The most interesting part of this paper to me is that they let the agent guess how efficient it’s own solutions were and only had the model experimentally verify it’s guesses in 0.002% of cases. This allowed the model to search much faster than another program that didn’t guess and had to run every program.
This is the same sort of "more guesses faster beats smarter guesses slower" that made afl-fuzz by far the best at exploring large search spaces in program fuzzing
Fast search often beats accurate search. Sometimes adding clever heuristics or more complex scoring "works" but slows down the search enough that it's an overall loss. Another kind of a bitter lesson, perhaps
But why isn't the proposed method an instance of smart guessing? It reduces oracle complexity with heuristics. The heuristic is "build a machine learning model of the objective function and use it to fake oracle queries most of the time."
This is actually quite common to optimize stuff in several disciplines. You essentially fit a surrogate model (keyword if you want to look up more) to whatever you want to optimize, then use the model to guide the procedure, making sure that the model is correct every one in a while.
I've been wondering about a similar approach for biomolecular simulations, where exact computations are still a hard bottleneck. I wonder if something like this could give us a few orders of magnitude more speed.

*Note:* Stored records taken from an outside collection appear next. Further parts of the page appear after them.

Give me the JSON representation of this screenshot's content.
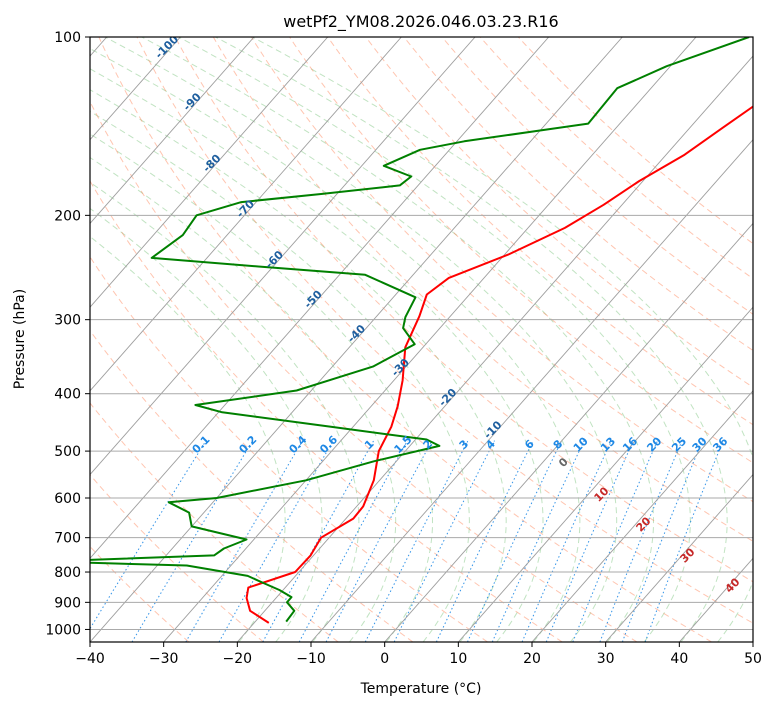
{
  "chart_data": {
    "type": "line",
    "title": "wetPf2_YM08.2026.046.03.23.R16",
    "xlabel": "Temperature (°C)",
    "ylabel": "Pressure (hPa)",
    "xlim": [
      -40,
      50
    ],
    "ylim": [
      1050,
      100
    ],
    "y_scale": "log",
    "grid": true,
    "x_ticks": [
      "−40",
      "−30",
      "−20",
      "−10",
      "0",
      "10",
      "20",
      "30",
      "40",
      "50"
    ],
    "y_ticks": [
      "100",
      "200",
      "300",
      "400",
      "500",
      "600",
      "700",
      "800",
      "900",
      "1000"
    ],
    "series": [
      {
        "color": "#ff0000",
        "points": [
          [
            -7.6,
            100
          ],
          [
            -8.5,
            110
          ],
          [
            -10.5,
            118
          ],
          [
            -13.5,
            128
          ],
          [
            -15.5,
            142
          ],
          [
            -17.5,
            158
          ],
          [
            -20.5,
            175
          ],
          [
            -22.5,
            192
          ],
          [
            -25.0,
            210
          ],
          [
            -29.5,
            233
          ],
          [
            -34.8,
            255
          ],
          [
            -35.8,
            272
          ],
          [
            -34.2,
            296
          ],
          [
            -32.4,
            334
          ],
          [
            -28.8,
            380
          ],
          [
            -26.4,
            420
          ],
          [
            -24.8,
            455
          ],
          [
            -23.6,
            500
          ],
          [
            -20.8,
            560
          ],
          [
            -19.1,
            620
          ],
          [
            -19.0,
            650
          ],
          [
            -21.1,
            700
          ],
          [
            -20.4,
            750
          ],
          [
            -20.5,
            800
          ],
          [
            -25.0,
            850
          ],
          [
            -24.0,
            885
          ],
          [
            -22.0,
            930
          ],
          [
            -18.0,
            975
          ]
        ]
      },
      {
        "color": "#008000",
        "points": [
          [
            -22.8,
            100
          ],
          [
            -30.5,
            112
          ],
          [
            -34.6,
            122
          ],
          [
            -34.3,
            140
          ],
          [
            -49.0,
            150
          ],
          [
            -54.0,
            155
          ],
          [
            -57.0,
            165
          ],
          [
            -52.0,
            172
          ],
          [
            -52.5,
            178
          ],
          [
            -62.0,
            184
          ],
          [
            -72.0,
            190
          ],
          [
            -76.5,
            200
          ],
          [
            -76.0,
            216
          ],
          [
            -77.5,
            236
          ],
          [
            -62.0,
            244
          ],
          [
            -46.5,
            252
          ],
          [
            -37.0,
            275
          ],
          [
            -36.0,
            297
          ],
          [
            -35.0,
            310
          ],
          [
            -31.5,
            330
          ],
          [
            -34.5,
            360
          ],
          [
            -42.0,
            395
          ],
          [
            -54.0,
            418
          ],
          [
            -49.5,
            430
          ],
          [
            -33.0,
            455
          ],
          [
            -18.5,
            478
          ],
          [
            -16.0,
            490
          ],
          [
            -23.0,
            520
          ],
          [
            -30.0,
            560
          ],
          [
            -40.0,
            600
          ],
          [
            -46.0,
            610
          ],
          [
            -42.0,
            635
          ],
          [
            -40.0,
            670
          ],
          [
            -31.0,
            705
          ],
          [
            -33.0,
            730
          ],
          [
            -33.5,
            750
          ],
          [
            -56.0,
            768
          ],
          [
            -36.0,
            780
          ],
          [
            -26.5,
            812
          ],
          [
            -23.5,
            835
          ],
          [
            -20.5,
            858
          ],
          [
            -18.0,
            882
          ],
          [
            -18.0,
            900
          ],
          [
            -16.0,
            930
          ],
          [
            -15.8,
            970
          ]
        ]
      }
    ],
    "mixing_ratio_labels": [
      "0.1",
      "0.2",
      "0.4",
      "0.6",
      "1",
      "1.5",
      "2",
      "3",
      "4",
      "6",
      "8",
      "10",
      "13",
      "16",
      "20",
      "25",
      "30",
      "36"
    ],
    "dry_adiabat_labels": [
      "-100",
      "-90",
      "-80",
      "-70",
      "-60",
      "-50",
      "-40",
      "-30",
      "-20",
      "-10"
    ],
    "moist_adiabat_labels": [
      "0",
      "10",
      "20",
      "30",
      "40"
    ]
  }
}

There's likely a connection. Either way, I like to describe AIs like ChatGPT / diffusion models, etc. as operating 100% on intuition. It gives people a better intuition of their weaknesses...
For GPT you can kind of prompt it to do chain-of-thought reasoning, but it doesn't work very well; not if you compare it to what humans do.
Once again it seems like what we thought was hard, is easy; what we thought was easy and computer-like turns out to be hard.